Governo: Adesão à privatização dos CTT revela confiança na economia nacional

Questionado sobre o facto de a Goldman Sachs ter ficado dona de 5% da empresa, Marques Guedes destacou a "transparência" do processo de privatização e a "idoneidade" do banco norte-americano.
Governo: Adesão à privatização dos CTT revela confiança na economia nacional
Miguel Baltazar
Negócios 12 de dezembro de 2013 às 16:23

O ministro da Presidência considerou nesta quinta-feira que o grau de atracção gerado pela privatização dos CTT é revelador da confiança com que os investidores portugueses e estrangeiros encaram o futuro do país. 

 

Falando no final do Conselho de Ministros, Luís Marques Guedes congratulou-se com o facto de a operação ter atraído 25 mil pequenos investidores portugueses e ao mesmo tempo revelantes investidores estrangeiros. "Foi um sucesso pela confiança que o interesse dos 25 mil investidores"  demonstra, disse, lamentando que os sinais de recuperação da economia portuguesa não sejam também vistos pelos partidos da oposição.

 

Questionado sobre o facto de a Goldman Sachs ter ficado dona de 5% da empresa, Marques Guedes destacou a "transparência" do processo de privatização e a "idoneidade" do banco norte-americano.

 

Foi ontem comunicado que a banco norte-americano adquiriu 5% dos CTT. Tendo em conta o preço a que as acções foram vendidas na privatização – 5,52 euros – a operação representou um investimento de 41,4 milhões de euros.

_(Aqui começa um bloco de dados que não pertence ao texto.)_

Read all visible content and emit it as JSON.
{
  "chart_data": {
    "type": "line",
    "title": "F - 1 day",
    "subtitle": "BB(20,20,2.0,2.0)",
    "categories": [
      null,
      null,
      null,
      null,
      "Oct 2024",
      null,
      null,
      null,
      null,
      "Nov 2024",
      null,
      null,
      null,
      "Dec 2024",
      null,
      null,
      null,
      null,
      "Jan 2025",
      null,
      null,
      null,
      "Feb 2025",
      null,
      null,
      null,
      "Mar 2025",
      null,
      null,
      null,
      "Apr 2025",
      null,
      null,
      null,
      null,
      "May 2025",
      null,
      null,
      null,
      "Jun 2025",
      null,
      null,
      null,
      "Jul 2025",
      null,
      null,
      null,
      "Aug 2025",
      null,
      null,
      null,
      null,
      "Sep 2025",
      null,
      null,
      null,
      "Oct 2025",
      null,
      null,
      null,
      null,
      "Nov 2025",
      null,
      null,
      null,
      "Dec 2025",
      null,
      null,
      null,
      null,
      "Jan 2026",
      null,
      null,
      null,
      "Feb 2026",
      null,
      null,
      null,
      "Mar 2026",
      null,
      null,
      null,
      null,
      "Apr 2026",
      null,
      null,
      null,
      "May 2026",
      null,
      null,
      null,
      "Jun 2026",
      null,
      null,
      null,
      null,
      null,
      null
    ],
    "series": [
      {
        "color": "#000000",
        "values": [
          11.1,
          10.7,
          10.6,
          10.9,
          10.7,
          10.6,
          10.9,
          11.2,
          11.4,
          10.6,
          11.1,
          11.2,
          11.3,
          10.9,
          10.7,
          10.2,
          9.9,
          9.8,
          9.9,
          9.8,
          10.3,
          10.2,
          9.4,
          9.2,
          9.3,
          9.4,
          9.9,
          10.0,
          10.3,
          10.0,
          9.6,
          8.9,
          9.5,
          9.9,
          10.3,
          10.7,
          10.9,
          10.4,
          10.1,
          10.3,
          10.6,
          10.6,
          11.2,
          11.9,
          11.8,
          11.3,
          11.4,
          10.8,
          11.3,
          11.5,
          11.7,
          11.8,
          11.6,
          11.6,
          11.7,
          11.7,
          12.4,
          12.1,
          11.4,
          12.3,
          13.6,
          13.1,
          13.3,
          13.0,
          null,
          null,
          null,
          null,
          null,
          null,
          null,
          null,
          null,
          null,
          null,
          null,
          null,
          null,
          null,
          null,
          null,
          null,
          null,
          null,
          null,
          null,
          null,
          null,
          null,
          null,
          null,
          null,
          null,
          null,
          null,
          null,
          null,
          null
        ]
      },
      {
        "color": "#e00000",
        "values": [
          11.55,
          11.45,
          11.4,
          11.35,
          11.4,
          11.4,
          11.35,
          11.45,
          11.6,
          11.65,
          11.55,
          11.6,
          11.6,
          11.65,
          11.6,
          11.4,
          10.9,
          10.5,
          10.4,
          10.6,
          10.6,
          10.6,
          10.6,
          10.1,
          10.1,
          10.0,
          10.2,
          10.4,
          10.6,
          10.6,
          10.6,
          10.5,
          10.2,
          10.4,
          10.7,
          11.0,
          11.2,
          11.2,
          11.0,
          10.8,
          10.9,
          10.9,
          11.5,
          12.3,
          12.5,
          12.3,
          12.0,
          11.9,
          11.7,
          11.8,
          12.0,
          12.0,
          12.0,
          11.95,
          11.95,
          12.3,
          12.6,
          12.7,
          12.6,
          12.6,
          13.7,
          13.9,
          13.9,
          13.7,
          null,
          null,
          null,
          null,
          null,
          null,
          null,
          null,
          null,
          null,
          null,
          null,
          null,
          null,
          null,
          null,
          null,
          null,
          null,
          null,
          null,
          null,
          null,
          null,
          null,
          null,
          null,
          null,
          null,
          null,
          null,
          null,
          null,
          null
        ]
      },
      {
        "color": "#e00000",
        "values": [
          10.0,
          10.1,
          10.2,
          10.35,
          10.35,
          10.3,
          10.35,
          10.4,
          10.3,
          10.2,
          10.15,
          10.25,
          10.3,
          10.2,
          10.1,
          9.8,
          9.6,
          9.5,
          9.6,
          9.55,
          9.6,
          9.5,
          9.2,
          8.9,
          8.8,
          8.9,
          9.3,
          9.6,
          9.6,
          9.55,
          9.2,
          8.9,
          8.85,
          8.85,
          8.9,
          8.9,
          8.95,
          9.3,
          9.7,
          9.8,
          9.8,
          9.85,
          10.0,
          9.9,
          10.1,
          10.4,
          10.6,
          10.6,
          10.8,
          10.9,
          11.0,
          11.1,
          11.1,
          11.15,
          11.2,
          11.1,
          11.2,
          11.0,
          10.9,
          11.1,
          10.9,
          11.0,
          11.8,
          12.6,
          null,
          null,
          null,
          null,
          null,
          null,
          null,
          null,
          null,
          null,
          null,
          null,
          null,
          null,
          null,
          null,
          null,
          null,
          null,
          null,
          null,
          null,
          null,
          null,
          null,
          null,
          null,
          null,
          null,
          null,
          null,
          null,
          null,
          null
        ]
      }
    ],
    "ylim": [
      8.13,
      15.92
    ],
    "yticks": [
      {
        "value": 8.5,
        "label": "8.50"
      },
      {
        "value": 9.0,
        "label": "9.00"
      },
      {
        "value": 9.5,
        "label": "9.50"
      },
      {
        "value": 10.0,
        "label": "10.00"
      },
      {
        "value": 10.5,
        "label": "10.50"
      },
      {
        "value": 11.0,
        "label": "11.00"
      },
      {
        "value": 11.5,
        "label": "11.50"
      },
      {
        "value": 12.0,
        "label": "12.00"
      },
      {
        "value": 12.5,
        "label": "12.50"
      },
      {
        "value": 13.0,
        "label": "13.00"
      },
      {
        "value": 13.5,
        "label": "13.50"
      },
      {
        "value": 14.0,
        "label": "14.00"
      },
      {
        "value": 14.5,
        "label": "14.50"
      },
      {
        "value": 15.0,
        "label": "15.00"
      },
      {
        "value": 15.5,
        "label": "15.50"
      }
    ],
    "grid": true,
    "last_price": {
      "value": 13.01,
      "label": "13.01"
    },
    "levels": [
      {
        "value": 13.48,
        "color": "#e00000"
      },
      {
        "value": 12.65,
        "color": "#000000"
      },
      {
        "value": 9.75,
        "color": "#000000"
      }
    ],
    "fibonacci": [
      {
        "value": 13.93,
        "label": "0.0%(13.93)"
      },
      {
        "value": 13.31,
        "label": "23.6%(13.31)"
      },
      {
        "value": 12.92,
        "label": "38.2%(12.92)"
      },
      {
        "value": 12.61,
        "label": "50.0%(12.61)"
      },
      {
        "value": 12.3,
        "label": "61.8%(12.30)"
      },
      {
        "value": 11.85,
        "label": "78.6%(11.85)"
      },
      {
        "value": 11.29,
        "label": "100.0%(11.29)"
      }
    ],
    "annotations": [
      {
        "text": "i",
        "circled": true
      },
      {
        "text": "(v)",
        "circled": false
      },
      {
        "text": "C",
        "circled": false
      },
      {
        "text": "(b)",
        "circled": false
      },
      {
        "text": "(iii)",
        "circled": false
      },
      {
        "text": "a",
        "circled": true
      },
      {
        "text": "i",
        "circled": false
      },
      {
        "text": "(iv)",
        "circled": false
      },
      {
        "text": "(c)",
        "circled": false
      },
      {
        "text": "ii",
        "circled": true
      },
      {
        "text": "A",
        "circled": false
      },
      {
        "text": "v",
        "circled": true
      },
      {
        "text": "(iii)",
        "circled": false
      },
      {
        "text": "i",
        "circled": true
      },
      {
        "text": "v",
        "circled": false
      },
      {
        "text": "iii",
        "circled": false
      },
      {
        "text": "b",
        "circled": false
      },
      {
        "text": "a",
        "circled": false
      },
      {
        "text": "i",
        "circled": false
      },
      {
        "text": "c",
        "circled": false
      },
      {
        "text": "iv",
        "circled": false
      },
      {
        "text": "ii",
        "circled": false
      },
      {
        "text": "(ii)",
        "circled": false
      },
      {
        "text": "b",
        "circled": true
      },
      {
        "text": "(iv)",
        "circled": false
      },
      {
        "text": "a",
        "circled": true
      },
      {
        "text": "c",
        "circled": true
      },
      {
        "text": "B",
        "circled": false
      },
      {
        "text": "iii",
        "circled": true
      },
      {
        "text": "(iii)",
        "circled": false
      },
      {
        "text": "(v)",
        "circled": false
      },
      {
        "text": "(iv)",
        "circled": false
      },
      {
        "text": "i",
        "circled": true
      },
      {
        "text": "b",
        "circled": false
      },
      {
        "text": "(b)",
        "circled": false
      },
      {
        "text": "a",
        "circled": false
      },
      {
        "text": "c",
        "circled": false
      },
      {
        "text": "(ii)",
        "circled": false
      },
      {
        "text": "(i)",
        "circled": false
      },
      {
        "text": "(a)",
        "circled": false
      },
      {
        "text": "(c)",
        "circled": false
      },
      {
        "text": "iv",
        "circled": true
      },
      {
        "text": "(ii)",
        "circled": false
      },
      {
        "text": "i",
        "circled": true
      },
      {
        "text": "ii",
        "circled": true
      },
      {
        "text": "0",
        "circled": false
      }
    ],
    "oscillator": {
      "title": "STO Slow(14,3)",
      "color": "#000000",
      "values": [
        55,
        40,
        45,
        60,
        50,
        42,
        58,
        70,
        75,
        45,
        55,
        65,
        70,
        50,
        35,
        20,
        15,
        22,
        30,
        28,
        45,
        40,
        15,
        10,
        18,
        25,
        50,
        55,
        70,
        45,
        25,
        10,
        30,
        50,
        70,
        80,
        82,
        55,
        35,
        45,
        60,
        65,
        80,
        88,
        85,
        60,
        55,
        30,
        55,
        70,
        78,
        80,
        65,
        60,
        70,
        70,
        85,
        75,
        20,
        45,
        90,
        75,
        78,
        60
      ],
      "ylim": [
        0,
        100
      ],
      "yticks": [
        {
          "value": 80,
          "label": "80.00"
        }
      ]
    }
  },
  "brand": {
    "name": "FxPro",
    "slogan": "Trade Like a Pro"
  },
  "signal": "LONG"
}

Também o alemão Deutsche Bank comprou uma posição revelante na empresa, equivalente a 2% do capital, num investimento de 16,9 milhões de euros. Segundo a análise da casa de investimento XTB quer o Deutsche Bank quer a Goldman Sachs são investidores puramente financeiros, que não deverão ser decisivos na estratégia e orientação futura da empresa.

 

O resultado da Oferta Pública de Venda (OPV) dos CTT, que faz hoje uma semana, superou 9,04 vezes a oferta, contando os CTT com 25.433 acionistas. O Estado alienou 70% do capital dos CTT, tendo fixado o preço das acções a 5,52 euros, o que corresponde ao valor mais elevado do intervalo estabelecido pelo Governo no lançamento da operação. Os trabalhadores beneficiaram de um desconto de 5% no preço.

 

Os investidores institucionais ficaram com 56%, o público em geral com 12,62%, os trabalhadores dos CTT com 1,38%. O Estado, através da Parpública, fica com 30% da empresa, pelo menos durante nove meses. No âmbito da privatização dos CTT, a empresa entrou em bolsa, com o Estado, através da Parpública, a deter 30% dos Correios de Portugal, posição que será mantida durante nove meses.